Zipkin服务追踪原理
创造一些追踪标识符(tracingId,spanId,parentId),最终将一个request的流程树构建出来,各业务系统在彼此调用时,将特定的跟踪消息传递至zipkin,zipkin在收集到跟踪信息后将其聚合处理、存储、展示等,用户可通过web UI方便获得网络延迟、调用链路、系统依赖等等。
transport作用:收集被trace的services的spans,并将它们转化为zipkin common Span,之后把这些Spans传递的存储层
collector会对一个到来的被trace的数据(span)进行验证、存储并设置索引(Cassandra/ES-search/Memory)
Zipkin基本概念&核心数据结构
- Annotation(用途:用于定位一个request的开始和结束,cs/sr/ss/cr含有额外的信息,比如说时间点):
- cs:Client Start,表示客户端发起请求一个span的开始
- sr:Server Receive,表示服务端收到请求
- ss:Server Send,表示服务端完成处理,并将结果发送给客户端
- cr:Client Received,表示客户端获取到服务端返回信息一个span的结束,当这个annotation被记录了,这个RPC也被认为完成。客户端调用时间=cr-cs,服务端处理时间=sr-ss。
- Span:一个请求(包含一组Annotation和BinaryAnnotation);它是基本工作单元,一次链路调用(可以是RPC,DB等没有特定的限制)创建一个span,通过一个64位ID标识它。
- span通过还有其他的数据,例如描述信息,时间戳,key-value对的(Annotation)tag信息,parent-id等,其中parent-id可以表示span调用链路来源,通俗的理解span就是一次请求信息
- Trace:类似于树结构的Span集合,表示一条调用链路,存在唯一标识通过traceId(全局的跟踪ID,是跟踪的入口点,根据需求来决定在哪生成traceId)、spanId(请求跟踪ID,比如一次rpc等)和parentId(上一次 请求跟踪ID,用来将前后的请求串联起来),被收集到的span会汇聚成一个tree,从而提供出一个request的整体流程。
整个描述:在一次Trace中,每个服务的每一次调用,就是一个基本工作单元,就像上图中的每一个树节点,称之为span。每一个span都有一个id作为唯一标识,同样每一次Trace都会生成一个traceId在span中作为追踪标识,另外再通过一个parentId标明本次调用的发起者(就是发起者的span-id)。
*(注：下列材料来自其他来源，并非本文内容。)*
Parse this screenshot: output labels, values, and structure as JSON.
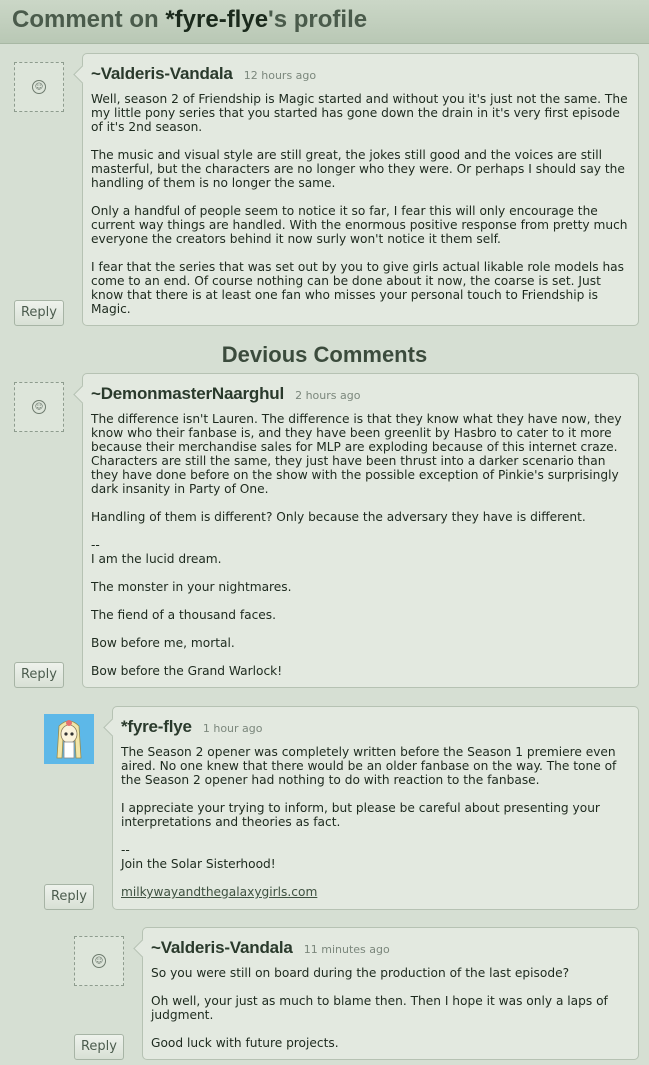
{
  "header": {
    "prefix": "Comment on ",
    "username": "*fyre-flye",
    "suffix": "'s profile"
  },
  "section_title": "Devious Comments",
  "reply_label": "Reply",
  "comments": [
    {
      "author": "~Valderis-Vandala",
      "time": "12 hours ago",
      "paragraphs": [
        "Well, season 2 of Friendship is Magic started and without you it's just not the same. The my little pony series that you started has gone down the drain in it's very first episode of it's 2nd season.",
        "The music and visual style are still great, the jokes still good and the voices are still masterful, but the characters are no longer who they were. Or perhaps I should say the handling of them is no longer the same.",
        "Only a handful of people seem to notice it so far, I fear this will only encourage the current way things are handled. With the enormous positive response from pretty much everyone the creators behind it now surly won't notice it them self.",
        "I fear that the series that was set out by you to give girls actual likable role models has come to an end. Of course nothing can be done about it now, the coarse is set. Just know that there is at least one fan who misses your personal touch to Friendship is Magic."
      ]
    },
    {
      "author": "~DemonmasterNaarghul",
      "time": "2 hours ago",
      "paragraphs": [
        "The difference isn't Lauren. The difference is that they know what they have now, they know who their fanbase is, and they have been greenlit by Hasbro to cater to it more because their merchandise sales for MLP are exploding because of this internet craze. Characters are still the same, they just have been thrust into a darker scenario than they have done before on the show with the possible exception of Pinkie's surprisingly dark insanity in Party of One.",
        "Handling of them is different? Only because the adversary they have is different.",
        "--\nI am the lucid dream.",
        "The monster in your nightmares.",
        "The fiend of a thousand faces.",
        "Bow before me, mortal.",
        "Bow before the Grand Warlock!"
      ]
    },
    {
      "author": "*fyre-flye",
      "time": "1 hour ago",
      "paragraphs": [
        "The Season 2 opener was completely written before the Season 1 premiere even aired. No one knew that there would be an older fanbase on the way. The tone of the Season 2 opener had nothing to do with reaction to the fanbase.",
        "I appreciate your trying to inform, but please be careful about presenting your interpretations and theories as fact.",
        "--\nJoin the Solar Sisterhood!"
      ],
      "link": "milkywayandthegalaxygirls.com"
    },
    {
      "author": "~Valderis-Vandala",
      "time": "11 minutes ago",
      "paragraphs": [
        "So you were still on board during the production of the last episode?",
        "Oh well, your just as much to blame then. Then I hope it was only a laps of judgment.",
        "Good luck with future projects."
      ]
    }
  ]
}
当span有了上面三个标识后,就可以很清晰的将多个span进行梳理串联,最终归纳出一条完整的跟踪链路。
代码实践操作
无存储方式,只需要控制台
本文的源代码在:git@github.com:chengcheng222e/springcloud-learn.git 欢迎大家去fork。
/Users/chenyuan/Workspaces/Github/springcloud-learn/eureka-server
代码语言:javascript复制@EnableEurekaServer
@SpringBootApplication
public class EurekaApplication {
public static void main(String[] args) {
SpringApplication.run(EurekaApplication.class,args);
}
}
application.properties
代码语言:javascript复制spring.application.name=eureka-server
server.port=8001
eureka.instance.hostname=localhost
eureka.client.service-url.defaultZone=http://${eureka.instance.hostname}:${server.port}/eureka
eureka.client.register-with-eureka=false
eureka.client.fetch-registry=false
/Users/chenyuan/Workspaces/Github/springcloud-learn/zipkin-server
代码语言:javascript复制package com.allei;
import org.springframework.boot.SpringApplication;
import org.springframework.boot.autoconfigure.SpringBootApplication;
import org.springframework.cloud.netflix.eureka.EnableEurekaClient;
import zipkin.server.internal.EnableZipkinServer;
@EnableZipkinServer
@EnableEurekaClient
@SpringBootApplication
public class ZipkinApplication {
public static void main(String[] args) {
SpringApplication.run(ZipkinApplication.class, args);
}
}
application.properties
代码语言:javascript复制spring.application.name=zipkin-server
server.port=10000
eureka.client.serviceUrl.defaultZone=http://localhost:8001/eureka/
zipkin.instance.hostname=localhost
spring.zipkin.base-url=http://${zipkin.instance.hostname}:${server.port}/
spring.sleuth.enabled=false
spring.sleuth.sampler.probability=1.0
spring.sleuth.hystrix.strategy.enabled=true
spring.main.allow-bean-definition-overriding=true
/Users/chenyuan/Workspaces/Github/springcloud-learn/trace-a
代码语言:javascript复制package com.allei;
import java.util.concurrent.TimeUnit;
import lombok.extern.slf4j.Slf4j;
import org.springframework.boot.SpringApplication;
import org.springframework.boot.autoconfigure.SpringBootApplication;
import org.springframework.cloud.client.discovery.EnableDiscoveryClient;
import org.springframework.cloud.client.loadbalancer.LoadBalanced;
import org.springframework.context.annotation.Bean;
import org.springframework.web.bind.annotation.RequestMapping;
import org.springframework.web.bind.annotation.RequestMethod;
import org.springframework.web.bind.annotation.RestController;
import org.springframework.web.client.RestTemplate;
@RestController
@EnableDiscoveryClient
@SpringBootApplication
@Slf4j
public class TraceAApplication {
@Bean
@LoadBalanced
RestTemplate restTemplate() {
return new RestTemplate();
}
@RequestMapping(value = "/trace-a", method = RequestMethod.GET)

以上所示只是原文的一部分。